Die Arbeit Poesie ist Teil der neuen Werkgruppe von Christine Berndt, die sich mit dem Thema des Dritten Reiches und seiner Rezeption auseinandersetzt.

Während die erste Werkgruppe Stalingrad ist mein Wiegenlied die Arbeiten:Opernskulptur, kein ernstzunehmender Mensch leugnet Auschwitz und Brief der Jüdin beinhaltet, wird die zweite Werkgruppe ein enges feld die Arbeiten: Poesie, SchattenFuge und Zwei Schienen beinhalten.

Die Arbeit Poesie zeigt eine alte Frau, die in ihrer häuslichen Umgebung Texte aus einem Poesiealbum liest, das aus der Zeit ihrer Jugend stammt. Wie ähnlich klingen die Sprüche in diesem kleinen intimen Buch, vergleichbar dem Inhalt des eigenen kleinen Büchleins, das wohl viele in ihrer Jugend besessen haben – und doch, wie sehr hört man das Gelesene auf dem geschichtlichen Hintergrund. Es sind die kleinen Worte, die plötzlich auftauchen, obwohl sie nicht zwangsläufig da hin gehören: „Auf Wiedersehen“ – oder aber eine Leerstelle wo sonst steht: „zur freundlichen Erinnerung“. Kleine Unterschiede in ritualisierten Satzformeln werden zu Stolpersteinen.

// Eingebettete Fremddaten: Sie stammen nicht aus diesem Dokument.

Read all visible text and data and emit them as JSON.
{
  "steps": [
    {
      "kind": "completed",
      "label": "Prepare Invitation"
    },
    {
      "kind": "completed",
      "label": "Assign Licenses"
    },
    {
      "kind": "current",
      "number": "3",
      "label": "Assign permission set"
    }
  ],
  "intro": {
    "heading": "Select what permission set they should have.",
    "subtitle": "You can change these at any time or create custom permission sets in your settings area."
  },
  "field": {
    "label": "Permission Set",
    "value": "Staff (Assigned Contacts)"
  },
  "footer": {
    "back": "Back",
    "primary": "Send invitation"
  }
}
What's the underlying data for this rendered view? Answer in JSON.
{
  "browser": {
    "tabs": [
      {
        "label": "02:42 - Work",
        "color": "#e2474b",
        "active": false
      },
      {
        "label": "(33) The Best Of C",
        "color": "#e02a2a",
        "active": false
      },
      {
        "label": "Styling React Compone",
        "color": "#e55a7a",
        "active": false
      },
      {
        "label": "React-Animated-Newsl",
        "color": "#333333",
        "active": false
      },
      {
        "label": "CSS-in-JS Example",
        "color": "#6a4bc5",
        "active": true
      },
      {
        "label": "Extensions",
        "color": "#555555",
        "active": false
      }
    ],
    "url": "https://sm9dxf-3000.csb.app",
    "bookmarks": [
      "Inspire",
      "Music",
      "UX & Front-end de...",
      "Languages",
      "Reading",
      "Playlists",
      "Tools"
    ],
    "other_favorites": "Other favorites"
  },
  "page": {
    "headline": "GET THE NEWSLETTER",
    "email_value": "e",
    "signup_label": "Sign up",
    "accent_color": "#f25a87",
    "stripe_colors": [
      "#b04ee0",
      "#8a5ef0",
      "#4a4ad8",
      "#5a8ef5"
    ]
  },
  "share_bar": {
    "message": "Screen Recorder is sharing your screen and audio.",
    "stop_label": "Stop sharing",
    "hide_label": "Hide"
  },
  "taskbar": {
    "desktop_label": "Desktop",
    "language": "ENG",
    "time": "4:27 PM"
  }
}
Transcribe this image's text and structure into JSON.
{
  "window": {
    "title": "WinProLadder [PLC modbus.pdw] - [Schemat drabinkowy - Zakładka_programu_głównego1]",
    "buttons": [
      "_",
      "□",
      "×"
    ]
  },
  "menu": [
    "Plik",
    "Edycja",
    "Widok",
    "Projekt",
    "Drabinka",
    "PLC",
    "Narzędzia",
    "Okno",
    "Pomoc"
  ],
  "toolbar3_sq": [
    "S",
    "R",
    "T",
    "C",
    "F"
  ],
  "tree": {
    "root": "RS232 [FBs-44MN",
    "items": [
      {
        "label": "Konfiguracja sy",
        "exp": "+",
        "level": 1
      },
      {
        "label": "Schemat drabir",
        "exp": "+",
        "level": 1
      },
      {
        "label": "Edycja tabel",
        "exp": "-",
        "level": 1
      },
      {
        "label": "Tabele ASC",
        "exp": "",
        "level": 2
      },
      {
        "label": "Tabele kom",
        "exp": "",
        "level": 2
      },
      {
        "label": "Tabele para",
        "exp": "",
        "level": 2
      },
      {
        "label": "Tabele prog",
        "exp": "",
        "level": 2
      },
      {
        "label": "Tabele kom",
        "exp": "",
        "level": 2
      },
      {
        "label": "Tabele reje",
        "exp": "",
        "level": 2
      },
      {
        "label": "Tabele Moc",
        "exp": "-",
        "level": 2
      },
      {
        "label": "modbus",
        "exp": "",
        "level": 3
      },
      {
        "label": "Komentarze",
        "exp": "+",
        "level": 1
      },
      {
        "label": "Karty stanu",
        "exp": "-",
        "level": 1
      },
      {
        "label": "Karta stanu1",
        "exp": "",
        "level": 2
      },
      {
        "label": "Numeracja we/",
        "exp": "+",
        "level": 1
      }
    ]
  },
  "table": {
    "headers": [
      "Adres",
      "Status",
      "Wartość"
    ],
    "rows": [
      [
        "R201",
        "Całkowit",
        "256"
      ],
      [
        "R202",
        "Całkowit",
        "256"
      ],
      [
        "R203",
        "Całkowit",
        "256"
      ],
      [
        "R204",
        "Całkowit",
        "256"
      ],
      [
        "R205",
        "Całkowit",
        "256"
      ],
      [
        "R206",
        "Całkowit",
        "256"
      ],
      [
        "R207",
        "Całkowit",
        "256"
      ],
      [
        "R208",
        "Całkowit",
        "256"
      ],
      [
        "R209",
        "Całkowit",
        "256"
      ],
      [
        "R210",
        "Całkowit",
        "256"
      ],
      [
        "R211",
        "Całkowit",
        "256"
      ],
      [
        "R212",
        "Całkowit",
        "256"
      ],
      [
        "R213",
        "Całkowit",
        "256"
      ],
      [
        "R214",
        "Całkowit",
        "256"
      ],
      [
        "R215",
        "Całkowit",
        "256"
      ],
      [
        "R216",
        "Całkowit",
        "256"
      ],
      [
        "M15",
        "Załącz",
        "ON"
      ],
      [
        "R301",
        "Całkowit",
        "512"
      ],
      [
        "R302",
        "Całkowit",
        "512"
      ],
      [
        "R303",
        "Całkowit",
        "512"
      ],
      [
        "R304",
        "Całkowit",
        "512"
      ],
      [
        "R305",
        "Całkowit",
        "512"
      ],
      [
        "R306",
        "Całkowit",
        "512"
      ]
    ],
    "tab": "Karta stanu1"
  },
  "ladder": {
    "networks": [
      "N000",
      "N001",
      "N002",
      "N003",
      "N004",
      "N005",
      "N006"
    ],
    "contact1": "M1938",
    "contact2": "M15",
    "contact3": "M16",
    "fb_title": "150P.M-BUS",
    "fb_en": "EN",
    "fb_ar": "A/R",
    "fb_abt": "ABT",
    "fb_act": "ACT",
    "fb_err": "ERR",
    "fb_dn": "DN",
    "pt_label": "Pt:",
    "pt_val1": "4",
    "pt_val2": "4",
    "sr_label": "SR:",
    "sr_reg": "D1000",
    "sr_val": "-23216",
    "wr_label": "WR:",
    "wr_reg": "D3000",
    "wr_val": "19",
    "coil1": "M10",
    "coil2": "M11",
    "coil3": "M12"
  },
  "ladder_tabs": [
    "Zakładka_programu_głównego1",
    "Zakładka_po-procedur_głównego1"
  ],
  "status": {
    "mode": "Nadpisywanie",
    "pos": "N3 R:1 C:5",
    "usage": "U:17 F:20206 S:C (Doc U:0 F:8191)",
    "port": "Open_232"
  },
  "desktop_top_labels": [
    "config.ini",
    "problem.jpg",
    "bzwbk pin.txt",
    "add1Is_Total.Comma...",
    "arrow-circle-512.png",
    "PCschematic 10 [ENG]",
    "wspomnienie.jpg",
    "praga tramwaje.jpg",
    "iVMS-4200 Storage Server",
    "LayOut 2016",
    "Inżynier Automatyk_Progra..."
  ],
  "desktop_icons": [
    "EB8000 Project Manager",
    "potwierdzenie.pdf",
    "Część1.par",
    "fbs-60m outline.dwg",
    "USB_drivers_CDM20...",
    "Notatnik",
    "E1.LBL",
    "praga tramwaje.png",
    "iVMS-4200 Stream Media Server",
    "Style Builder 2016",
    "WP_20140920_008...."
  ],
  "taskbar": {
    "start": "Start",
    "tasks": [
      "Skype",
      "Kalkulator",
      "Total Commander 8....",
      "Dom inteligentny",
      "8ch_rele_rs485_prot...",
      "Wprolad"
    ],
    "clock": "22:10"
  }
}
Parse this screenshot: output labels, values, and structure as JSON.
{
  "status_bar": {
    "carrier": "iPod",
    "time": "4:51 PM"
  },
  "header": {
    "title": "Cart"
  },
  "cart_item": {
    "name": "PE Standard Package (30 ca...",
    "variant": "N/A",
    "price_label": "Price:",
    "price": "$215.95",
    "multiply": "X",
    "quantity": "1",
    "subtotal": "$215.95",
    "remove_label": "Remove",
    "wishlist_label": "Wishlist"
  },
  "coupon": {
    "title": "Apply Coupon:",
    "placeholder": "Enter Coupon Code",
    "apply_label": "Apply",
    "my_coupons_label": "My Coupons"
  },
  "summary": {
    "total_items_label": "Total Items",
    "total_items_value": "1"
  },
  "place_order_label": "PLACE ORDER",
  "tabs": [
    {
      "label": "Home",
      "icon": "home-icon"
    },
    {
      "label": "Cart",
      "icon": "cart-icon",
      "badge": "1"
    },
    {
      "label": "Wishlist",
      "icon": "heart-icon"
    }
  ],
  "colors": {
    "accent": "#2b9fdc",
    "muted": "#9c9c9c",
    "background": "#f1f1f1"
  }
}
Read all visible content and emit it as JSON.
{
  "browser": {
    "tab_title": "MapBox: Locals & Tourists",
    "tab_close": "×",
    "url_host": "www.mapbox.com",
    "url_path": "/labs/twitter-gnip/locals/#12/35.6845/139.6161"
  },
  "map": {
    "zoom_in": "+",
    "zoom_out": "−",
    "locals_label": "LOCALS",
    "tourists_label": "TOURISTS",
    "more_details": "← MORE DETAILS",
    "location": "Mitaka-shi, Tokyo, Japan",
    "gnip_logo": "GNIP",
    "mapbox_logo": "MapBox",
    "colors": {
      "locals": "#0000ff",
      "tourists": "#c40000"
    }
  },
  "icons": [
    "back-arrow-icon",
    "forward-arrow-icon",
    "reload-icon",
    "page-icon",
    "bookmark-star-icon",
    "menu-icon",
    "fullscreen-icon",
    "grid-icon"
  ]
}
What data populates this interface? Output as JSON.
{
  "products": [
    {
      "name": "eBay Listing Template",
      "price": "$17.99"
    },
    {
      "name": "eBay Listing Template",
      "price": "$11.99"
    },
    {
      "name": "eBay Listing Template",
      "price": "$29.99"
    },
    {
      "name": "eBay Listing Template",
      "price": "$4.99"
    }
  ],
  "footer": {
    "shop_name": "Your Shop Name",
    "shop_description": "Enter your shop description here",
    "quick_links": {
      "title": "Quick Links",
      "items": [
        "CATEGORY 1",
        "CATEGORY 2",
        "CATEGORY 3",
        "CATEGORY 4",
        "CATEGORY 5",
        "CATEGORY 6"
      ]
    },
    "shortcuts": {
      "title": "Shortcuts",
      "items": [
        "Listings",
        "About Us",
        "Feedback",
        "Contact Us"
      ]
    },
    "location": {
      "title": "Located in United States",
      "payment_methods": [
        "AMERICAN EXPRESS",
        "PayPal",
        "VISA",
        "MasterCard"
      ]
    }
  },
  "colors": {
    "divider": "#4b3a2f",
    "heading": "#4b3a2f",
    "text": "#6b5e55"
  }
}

Die Einträge des Poesiealbums sind in Sütterlin-Schrift geschrieben, in einer Handschriftart also, die heute nur noch von wenigen gelesen werden kann. Für die alte Frau, zu deren Jugendzeit die Sütterlinschrift noch die übliche Schreibschrift war, ist das Lesen in den Einträgen des Poesiealbums von 1937 die Begegnung mit etwas Fremdgewordenem und sehr Bekannten zugleich. Die Texte des Poesiealbums sieht sie während des Lesens zu erstem Mal.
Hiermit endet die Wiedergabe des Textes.